短语查询和邻近查询都很好用，但仍有一个缺点。它们过于严格了：为了匹配短语查询，所有词项都必须存在，即使使用了 slop 。

用 slop 得到的单词顺序的灵活性也需要付出代价，因为失去了单词对之间的联系。即使可以识别 sue 、 alligator 和 ate 相邻出现的文档，但无法分辨是 Sue ate 还是 alligator ate 。

当单词相互结合使用的时候，表达的含义比单独使用更丰富。两个子句 I’m not happy I’m working 和 I’m happy I’m not working 包含相同的单词，也拥有相同的邻近度，但含义截然不同。

如果索引单词对而不是索引独立的单词，就能对这些单词的上下文尽可能多的保留。

对句子 Sue ate the alligator ，不仅要将每一个单词（或者 unigram ）作为词项索引

["sue", "ate", "the", "alligator"]

也要将每个单词 以及它的邻近词 作为单个词项索引：

["sue ate", "ate the", "the alligator"]

这些单词对（或者 bigrams ）被称为 shingles 。

Shingles 不限于单词对；你也可以索引三个单词（ trigrams ）：

["sue ate the", "ate the alligator"]

Trigrams 提供了更高的精度，但是也大大增加了索引中唯一词项的数量。在大多数情况下，Bigrams 就够了。

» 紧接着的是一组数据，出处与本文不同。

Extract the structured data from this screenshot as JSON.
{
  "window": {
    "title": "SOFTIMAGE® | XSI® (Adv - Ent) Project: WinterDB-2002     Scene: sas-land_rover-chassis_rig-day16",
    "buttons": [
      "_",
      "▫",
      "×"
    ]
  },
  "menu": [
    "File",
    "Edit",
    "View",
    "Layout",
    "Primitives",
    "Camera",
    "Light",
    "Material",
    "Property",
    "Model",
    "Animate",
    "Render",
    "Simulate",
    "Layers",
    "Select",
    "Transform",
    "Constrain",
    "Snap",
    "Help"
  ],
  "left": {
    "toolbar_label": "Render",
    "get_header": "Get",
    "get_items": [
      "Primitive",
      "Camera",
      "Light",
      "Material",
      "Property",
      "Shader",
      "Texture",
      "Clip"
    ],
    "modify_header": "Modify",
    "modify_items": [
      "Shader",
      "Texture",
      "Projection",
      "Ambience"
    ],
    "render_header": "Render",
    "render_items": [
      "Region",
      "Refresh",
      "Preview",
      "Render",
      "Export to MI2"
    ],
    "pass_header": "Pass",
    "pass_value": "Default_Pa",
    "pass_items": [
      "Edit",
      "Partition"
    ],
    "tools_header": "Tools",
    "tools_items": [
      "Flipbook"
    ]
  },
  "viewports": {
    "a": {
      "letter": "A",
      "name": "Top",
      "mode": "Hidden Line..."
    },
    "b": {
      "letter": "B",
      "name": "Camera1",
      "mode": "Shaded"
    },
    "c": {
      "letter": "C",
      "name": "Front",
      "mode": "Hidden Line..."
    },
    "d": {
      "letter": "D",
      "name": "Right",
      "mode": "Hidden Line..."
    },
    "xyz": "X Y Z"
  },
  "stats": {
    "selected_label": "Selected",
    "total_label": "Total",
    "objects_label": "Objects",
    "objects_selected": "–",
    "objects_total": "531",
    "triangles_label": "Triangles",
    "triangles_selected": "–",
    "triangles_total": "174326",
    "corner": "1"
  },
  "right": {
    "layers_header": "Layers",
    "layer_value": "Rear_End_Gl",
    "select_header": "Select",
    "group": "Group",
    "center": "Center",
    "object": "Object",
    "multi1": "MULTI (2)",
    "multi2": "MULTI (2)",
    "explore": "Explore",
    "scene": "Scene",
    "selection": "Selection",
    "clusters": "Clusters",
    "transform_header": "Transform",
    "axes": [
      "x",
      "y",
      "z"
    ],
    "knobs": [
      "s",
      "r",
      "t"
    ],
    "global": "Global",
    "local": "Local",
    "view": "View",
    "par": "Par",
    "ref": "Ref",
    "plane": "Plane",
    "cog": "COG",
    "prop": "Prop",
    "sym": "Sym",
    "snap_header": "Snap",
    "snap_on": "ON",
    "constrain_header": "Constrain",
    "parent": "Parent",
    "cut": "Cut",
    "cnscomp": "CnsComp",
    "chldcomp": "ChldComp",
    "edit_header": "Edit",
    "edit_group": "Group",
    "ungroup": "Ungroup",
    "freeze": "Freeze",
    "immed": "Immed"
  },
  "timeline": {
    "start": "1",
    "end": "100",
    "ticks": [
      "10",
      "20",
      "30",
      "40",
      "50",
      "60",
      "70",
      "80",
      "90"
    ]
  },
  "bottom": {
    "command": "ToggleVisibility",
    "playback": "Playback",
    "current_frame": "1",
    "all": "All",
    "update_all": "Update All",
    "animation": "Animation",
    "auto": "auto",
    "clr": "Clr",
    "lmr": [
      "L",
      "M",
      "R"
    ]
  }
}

当然，只有当用户输入的查询内容和在原始文档中顺序相同时，shingles 才是有用的；对 sue alligator 的查询可能会匹配到单个单词，但是不会匹配任何 shingles 。

幸运的是，用户倾向于使用和搜索数据相似的构造来表达搜索意图。但这一点很重要：只是索引 bigrams 是不够的；我们仍然需要 unigrams ，但可以将匹配 bigrams 作为增加相关度评分的信号。

生成 Shingles编辑

Shingles 需要在索引时作为分析过程的一部分被创建。我们可以将 unigrams 和 bigrams 都索引到单个字段中，但将它们分开保存在能被独立查询的字段会更清晰。unigrams 字段将构成我们搜索的基础部分，而 bigrams 字段用来提高相关度。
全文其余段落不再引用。